By the time it is fully rolled out, it will be open to more than 7 million Californians at some 300,000 businesses, state officials say, making it the largest state-run retirement plan in the nation.
No longer will employees have to work at jobs with established 401(k) or pension plans to save automatically for retirement.
CalSavers will be required of any state employer with more than five workers that does not offer a retirement plan of its own, and self-employed independent contractors will be able to sign up as well.
The plan’s finest feature is being automatic, promoters say. According to AARP, employees are 15 times more likely to save for retirement if they have access at work to a payroll deduction savings plan.
“All the research shows that that nudge — having access at work through that automatic payroll deduction to ‘set it and forget it’ — that’s what makes a real difference,” said Katie Selenski, executive director of CalSavers.
Starting out, employees are automatically enrolled to put 5% of gross pay into the IRA, an amount they can change.

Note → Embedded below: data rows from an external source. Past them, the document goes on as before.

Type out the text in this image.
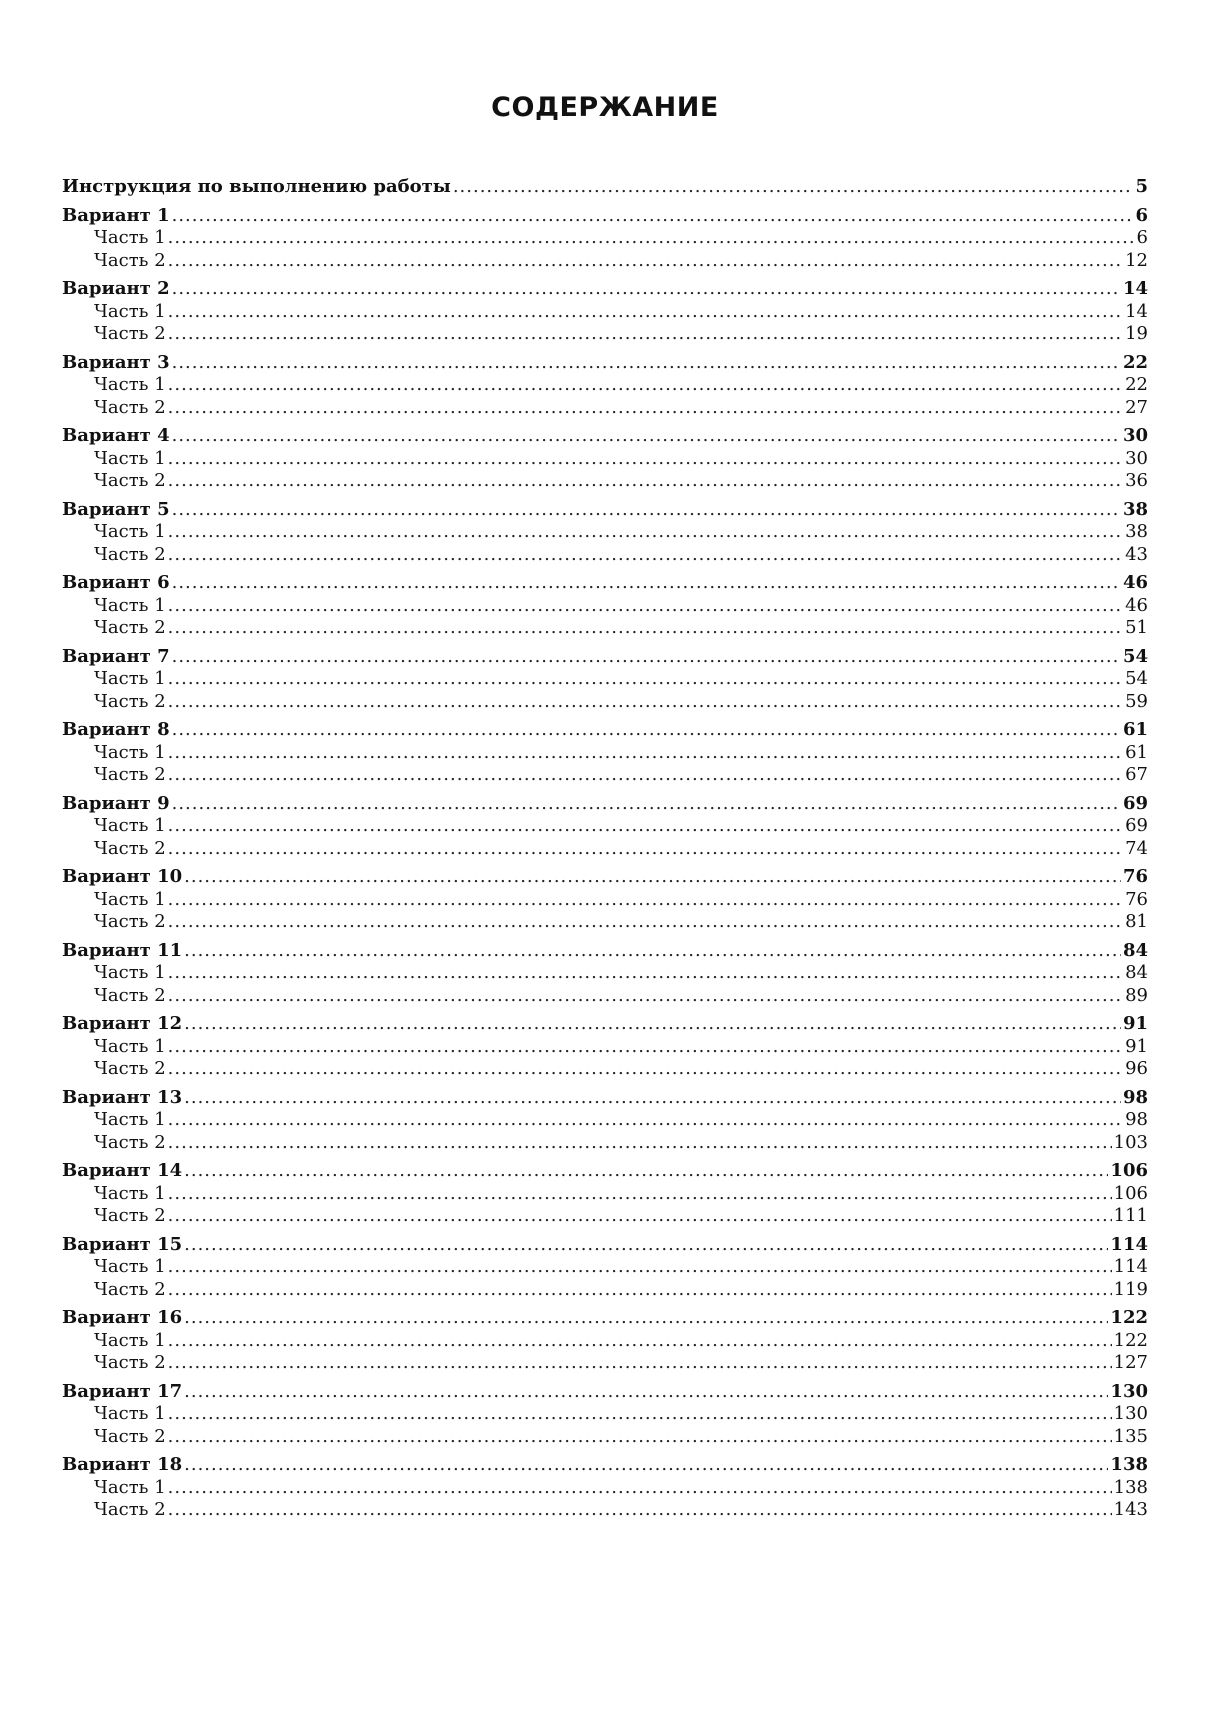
СОДЕРЖАНИЕ
Инструкция по выполнению работы .....	5
Вариант 1 .....	6
Часть 1 .....	6
Часть 2 .....	12
Вариант 2 .....	14
Часть 1 .....	14
Часть 2 .....	19
Вариант 3 .....	22
Часть 1 .....	22
Часть 2 .....	27
Вариант 4 .....	30
Часть 1 .....	30
Часть 2 .....	36
Вариант 5 .....	38
Часть 1 .....	38
Часть 2 .....	43
Вариант 6 .....	46
Часть 1 .....	46
Часть 2 .....	51
Вариант 7 .....	54
Часть 1 .....	54
Часть 2 .....	59
Вариант 8 .....	61
Часть 1 .....	61
Часть 2 .....	67
Вариант 9 .....	69
Часть 1 .....	69
Часть 2 .....	74
Вариант 10 .....	76
Часть 1 .....	76
Часть 2 .....	81
Вариант 11 .....	84
Часть 1 .....	84
Часть 2 .....	89
Вариант 12 .....	91
Часть 1 .....	91
Часть 2 .....	96
Вариант 13 .....	98
Часть 1 .....	98
Часть 2 .....	103
Вариант 14 .....	106
Часть 1 .....	106
Часть 2 .....	111
Вариант 15 .....	114
Часть 1 .....	114
Часть 2 .....	119
Вариант 16 .....	122
Часть 1 .....	122
Часть 2 .....	127
Вариант 17 .....	130
Часть 1 .....	130
Часть 2 .....	135
Вариант 18 .....	138
Часть 1 .....	138
Часть 2 .....	143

As with any IRA, they can save up to the federal maximum of $6,000 a year for those under age 50 and $7,000 for those older. CalSavers’ IRA is post-tax, but a pre-tax option is in the works.

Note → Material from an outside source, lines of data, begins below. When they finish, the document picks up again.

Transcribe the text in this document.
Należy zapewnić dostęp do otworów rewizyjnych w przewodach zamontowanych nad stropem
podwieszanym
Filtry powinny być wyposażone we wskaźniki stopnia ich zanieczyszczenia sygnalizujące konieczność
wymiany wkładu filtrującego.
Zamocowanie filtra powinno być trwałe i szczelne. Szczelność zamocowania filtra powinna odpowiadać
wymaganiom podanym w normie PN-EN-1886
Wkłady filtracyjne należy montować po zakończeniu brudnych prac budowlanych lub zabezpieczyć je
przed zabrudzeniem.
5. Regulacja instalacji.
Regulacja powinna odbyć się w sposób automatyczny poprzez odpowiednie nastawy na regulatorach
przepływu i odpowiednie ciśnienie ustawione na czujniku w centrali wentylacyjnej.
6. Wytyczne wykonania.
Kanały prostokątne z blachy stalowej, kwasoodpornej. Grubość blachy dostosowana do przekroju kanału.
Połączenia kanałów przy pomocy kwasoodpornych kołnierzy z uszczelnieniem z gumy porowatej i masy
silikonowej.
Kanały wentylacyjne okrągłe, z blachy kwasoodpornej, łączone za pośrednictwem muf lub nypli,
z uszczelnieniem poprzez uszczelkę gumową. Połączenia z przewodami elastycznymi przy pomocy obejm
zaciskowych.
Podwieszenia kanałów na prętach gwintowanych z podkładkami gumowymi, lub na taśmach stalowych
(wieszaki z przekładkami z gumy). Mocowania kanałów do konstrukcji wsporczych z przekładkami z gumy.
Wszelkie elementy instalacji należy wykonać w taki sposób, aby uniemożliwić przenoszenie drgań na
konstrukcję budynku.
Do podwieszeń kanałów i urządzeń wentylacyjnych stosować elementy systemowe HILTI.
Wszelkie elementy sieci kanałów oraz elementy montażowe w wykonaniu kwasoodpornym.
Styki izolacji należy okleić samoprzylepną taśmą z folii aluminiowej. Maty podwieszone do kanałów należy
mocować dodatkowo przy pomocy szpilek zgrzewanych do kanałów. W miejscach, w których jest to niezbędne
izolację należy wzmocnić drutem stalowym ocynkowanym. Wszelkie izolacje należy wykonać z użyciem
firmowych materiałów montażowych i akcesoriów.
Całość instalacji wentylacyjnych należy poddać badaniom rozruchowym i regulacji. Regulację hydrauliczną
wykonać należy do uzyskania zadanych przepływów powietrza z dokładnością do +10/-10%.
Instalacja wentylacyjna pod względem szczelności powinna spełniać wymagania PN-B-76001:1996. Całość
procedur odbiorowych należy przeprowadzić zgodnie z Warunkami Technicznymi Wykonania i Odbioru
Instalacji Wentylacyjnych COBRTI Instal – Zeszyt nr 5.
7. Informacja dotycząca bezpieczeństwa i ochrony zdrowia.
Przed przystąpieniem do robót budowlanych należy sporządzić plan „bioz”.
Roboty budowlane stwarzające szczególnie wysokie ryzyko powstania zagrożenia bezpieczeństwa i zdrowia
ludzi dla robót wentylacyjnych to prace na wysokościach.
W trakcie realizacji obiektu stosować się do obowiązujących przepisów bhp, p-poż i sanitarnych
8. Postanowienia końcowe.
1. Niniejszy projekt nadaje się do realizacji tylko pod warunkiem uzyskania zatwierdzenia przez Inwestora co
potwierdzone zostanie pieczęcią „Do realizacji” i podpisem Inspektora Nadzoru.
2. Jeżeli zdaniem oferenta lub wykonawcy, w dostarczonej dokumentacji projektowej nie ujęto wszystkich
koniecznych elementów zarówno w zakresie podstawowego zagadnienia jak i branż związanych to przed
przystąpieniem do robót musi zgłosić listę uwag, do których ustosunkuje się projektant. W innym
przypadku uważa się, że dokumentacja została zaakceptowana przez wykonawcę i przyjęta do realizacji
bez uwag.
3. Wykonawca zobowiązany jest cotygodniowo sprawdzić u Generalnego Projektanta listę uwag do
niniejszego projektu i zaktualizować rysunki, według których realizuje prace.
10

Employees can opt out anytime.
The plan is aimed at the three out of five workers in California’s private sector who do not have access to an employer-sponsored retirement plan, according to a University of California, Berkeley study.
“In an aging California, the widespread lack of retirement assets has sobering implications,” the study said. “Insufficient retirement assets mean increased senior poverty and downward economic mobility in retirement, which in turn lead to a greater need for public assistance and a drag on tax revenues.”
California’s plan has run into opposition from the Howard Jarvis Taxpayers Association, an anti-tax organization that says it is a waste of taxpayer money.
“Since any person today can easily open an IRA … CalSavers is responding to a need that doesn’t exist,” the association argues on its website.
CalSavers says the costs will be covered by the IRA administrative fees, not taxpayer dollars.
An angry letter writer to the Los Angeles Times called CalSavers a misguided plan by the “nanny-state” legislature for “people who are too lazy or too shortsighted to plan for their retirement.”
CalSavers supporters say opening an IRA on your own can entail fees, a minimum balance, or confusing paperwork.
Similar plans exist in Illinois and Oregon.